Doit-on s’attendre à des clins d’œil, des piques en rapport avec l’actualité nationale, voire locale ?

Oui, bien sûr. J’ai déjà repéré un certain Thierry Robert que j’aime déjà aussi fort que lui aime le fisc-fucking.

À brûle-pourpoint, que connais-tu de notre île ?

Le Piton de la Fournaise. Même si je crois que c’est aussi le pseudonyme Tinder d’André Manoukian.

Quels sont les clichés sur la Réunion dans lesquels tu promets de ne pas t’engouffrer ?

Je sais que vous avez la réputation d’être des fainéants, alcooliques, voleurs, menteurs, sales, moches, vulgaires. Ça ne m’étonne pas. Vous êtes simplement des Français.

Excepté le député Thierry Robert, que peux-tu dire de l’humour réunionnais ?

J’ai bien aimé quand j’ai entendu que vous vous attaquiez aux requins. Je pensais que c’était une métaphore humoristique pour parler de la finance. Quand j’ai compris la réalité, ça ne m’a plus fait rire du tout. Je crois qu’un milliardaire fait plus de victime qu’un squale.

Honnêtement, y’a forcément de la jalousie entre les humoristes de France Inter : lâche-nous un petit ladilafé ! (ladilafé = ragot en créole, il a dit il a fait)

Honnêtement, je suis jaloux de Dominique Seux. Pour moi le meilleur ! Réussir à tenir aussi longtemps un discours sur le gaspillage d’argent public en étant payé par Radio France pour dire ça, c’est beau. Le tout en se faisant passer pour un économiste.

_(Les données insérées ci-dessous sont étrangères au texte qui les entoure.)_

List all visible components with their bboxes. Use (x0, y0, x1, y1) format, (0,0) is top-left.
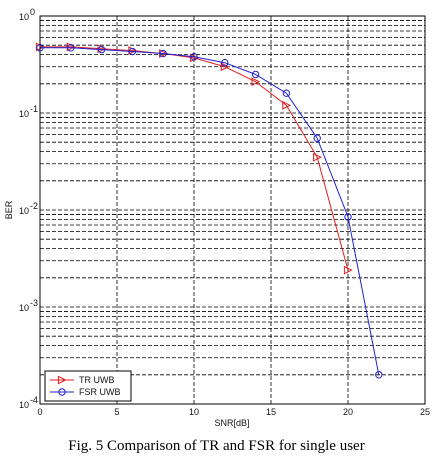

Chapeau ! C’est le Andy Kaufman du CAC 40.

Par exemple, t’arriverais à dire du mal de Tanguy Pastureau ou Vincent Dedienne que je classe avec toi dans mon top 3 des humoristes du moment ?

Rien de plus facile. L’un fait du tapinage artistique chez Bolloré, et l’autre chez Bouygues. Si je n’étais pas contre la torture, je les condamnerais à trois mois de stage sur « Le Média » entre deux bols de taboulé et trois éditos de Gérard Miller.

Plus difficile, t’arriverais à dire quelque chose de bien sur Franck de Lapersonne, humoristiquement parlant ?

Je l’ai vu en première partie de Marine Le Pen, il ne manque pas de panache. Au poker, on appelle ça un « all in ». Si le FN passait, il devenait ministre de la culture. On a évité de justesse la rétrospective Goebbels à la cinémathèque, le récital de Jean Roucas dans la Cour du Palais des papes, et Robert Ménard en tutu à l’Opéra de Paris (bon là on a peut être loupé un truc). 

Ton pote Cosme a décodé le mystère du poème Voyelles de Rimbaud, quel secret aimerais-tu percer ?

J’aimerais comprendre comment des homos sapiens sont assez cons pour construire une grosse route dégueulasse aux énormes piliers bétonnés devant un sublime littoral. Je prends cet exemple tout à fait au hasard. Mais en règle générale, je ne comprends pas d’où viennent les pulsions humaines qui les font transformer le paradis où ils vivent en poubelle où ils crèvent.

Dernière question : C’est quoi ta définition du bon goût ?

Tout ce qui déplait à Laurent Wauquiez.